L'âge des joueurs laisse en effet croire à l'ouverture d'une fenêtre à long terme. Mais la situation salariale présente un portrait différent. Comment entourer les vedettes s'il ne reste plus de sous? Voilà qui crée une forme d'urgence de gagner dès cette année, selon Nazem Kadri.

«Les membres de la direction savent comment gérer le plafond salarial, assure l'attaquant. Il y a de toute évidence des décisions à venir, mais c'est dans le futur. Nous, notre travail, c'est d'en profiter en ce moment. Quand tu participes aux séries, tu ne sais pas quand viendra ta prochaine occasion, car chaque saison est différente.»

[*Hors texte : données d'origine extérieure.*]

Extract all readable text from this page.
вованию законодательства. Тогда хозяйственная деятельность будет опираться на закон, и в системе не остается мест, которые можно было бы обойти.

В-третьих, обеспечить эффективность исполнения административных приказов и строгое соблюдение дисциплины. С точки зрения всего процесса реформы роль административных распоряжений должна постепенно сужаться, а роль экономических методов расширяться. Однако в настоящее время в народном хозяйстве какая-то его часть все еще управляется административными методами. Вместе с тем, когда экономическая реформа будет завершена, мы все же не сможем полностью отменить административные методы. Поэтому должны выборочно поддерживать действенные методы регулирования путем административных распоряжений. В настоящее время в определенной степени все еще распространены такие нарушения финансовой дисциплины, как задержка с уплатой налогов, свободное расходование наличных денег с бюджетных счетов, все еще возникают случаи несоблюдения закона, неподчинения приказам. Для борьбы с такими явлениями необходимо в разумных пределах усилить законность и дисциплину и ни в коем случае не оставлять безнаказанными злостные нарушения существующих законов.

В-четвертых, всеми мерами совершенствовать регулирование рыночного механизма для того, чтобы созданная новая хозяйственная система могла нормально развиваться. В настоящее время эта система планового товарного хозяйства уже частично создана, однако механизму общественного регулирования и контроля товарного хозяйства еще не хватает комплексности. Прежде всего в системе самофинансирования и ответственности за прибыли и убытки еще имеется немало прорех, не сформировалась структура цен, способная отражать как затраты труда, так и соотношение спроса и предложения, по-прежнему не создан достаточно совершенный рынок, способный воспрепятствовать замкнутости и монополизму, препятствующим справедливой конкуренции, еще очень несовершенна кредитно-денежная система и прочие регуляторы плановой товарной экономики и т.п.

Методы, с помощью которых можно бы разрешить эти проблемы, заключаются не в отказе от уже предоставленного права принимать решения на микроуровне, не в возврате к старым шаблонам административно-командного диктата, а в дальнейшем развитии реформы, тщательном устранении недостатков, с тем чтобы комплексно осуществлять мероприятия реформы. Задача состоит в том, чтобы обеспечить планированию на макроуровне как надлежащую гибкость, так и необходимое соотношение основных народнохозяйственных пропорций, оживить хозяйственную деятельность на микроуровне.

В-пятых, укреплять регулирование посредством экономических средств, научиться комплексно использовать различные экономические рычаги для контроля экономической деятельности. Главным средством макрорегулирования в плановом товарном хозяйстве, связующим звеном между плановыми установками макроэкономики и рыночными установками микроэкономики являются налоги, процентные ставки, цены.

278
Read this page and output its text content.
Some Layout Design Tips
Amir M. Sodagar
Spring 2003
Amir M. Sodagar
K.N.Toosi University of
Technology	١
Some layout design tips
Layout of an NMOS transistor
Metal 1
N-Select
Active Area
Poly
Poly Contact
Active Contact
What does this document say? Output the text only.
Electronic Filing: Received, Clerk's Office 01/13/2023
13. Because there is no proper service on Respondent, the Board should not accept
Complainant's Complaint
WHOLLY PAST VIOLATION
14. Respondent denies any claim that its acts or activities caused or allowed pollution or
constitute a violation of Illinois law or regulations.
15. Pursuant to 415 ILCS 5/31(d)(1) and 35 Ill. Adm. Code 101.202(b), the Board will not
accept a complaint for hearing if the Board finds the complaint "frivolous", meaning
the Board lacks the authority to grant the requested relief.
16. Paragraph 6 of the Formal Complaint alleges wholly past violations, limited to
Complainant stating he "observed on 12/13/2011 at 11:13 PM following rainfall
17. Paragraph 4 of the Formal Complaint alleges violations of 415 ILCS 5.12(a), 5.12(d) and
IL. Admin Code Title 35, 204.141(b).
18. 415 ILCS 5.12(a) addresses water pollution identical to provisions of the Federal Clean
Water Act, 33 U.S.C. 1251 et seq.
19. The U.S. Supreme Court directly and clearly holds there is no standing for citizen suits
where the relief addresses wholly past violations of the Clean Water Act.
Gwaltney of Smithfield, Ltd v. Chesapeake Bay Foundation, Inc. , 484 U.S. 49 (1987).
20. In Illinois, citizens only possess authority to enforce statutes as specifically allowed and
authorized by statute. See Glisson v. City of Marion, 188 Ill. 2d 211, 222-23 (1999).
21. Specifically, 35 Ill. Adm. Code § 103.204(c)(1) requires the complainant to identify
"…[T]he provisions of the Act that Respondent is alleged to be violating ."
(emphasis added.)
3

Récemment, les Blackhawks de Chicago se sont retrouvés dans une situation similaire, concentrant des sommes importantes sur une poignée de joueurs. Depuis que les contrats de 10,5 millions (chacun) de Jonathan Toews et Patrick Kane sont entrés en vigueur, il y a trois ans, les Hawks n'ont pas gagné une seule série éliminatoire. La difficulté de former de la relève leur fait mal.

Les Penguins de Pittsburgh, eux, investissent beaucoup dans Sidney Crosby, Evgeni Malkin, Phil Kessel et Kristopher Letang. Mais en développant les Jake Guentzel, Conor Sheary et Bryan Rust, l'équipe a eu la profondeur nécessaire pour gagner la Coupe Stanley deux années de suite.

Ces dernières années, les Leafs ont peiné à développer des joueurs au-delà de ceux repêchés tôt au premier tour. À ce sujet, la saison qui commence ce soir sera cruciale. Si Travis Dermott, Andreas Johnsson, Par Lindholm et compagnie deviennent des éléments efficaces, la fenêtre sera encore plus ouverte.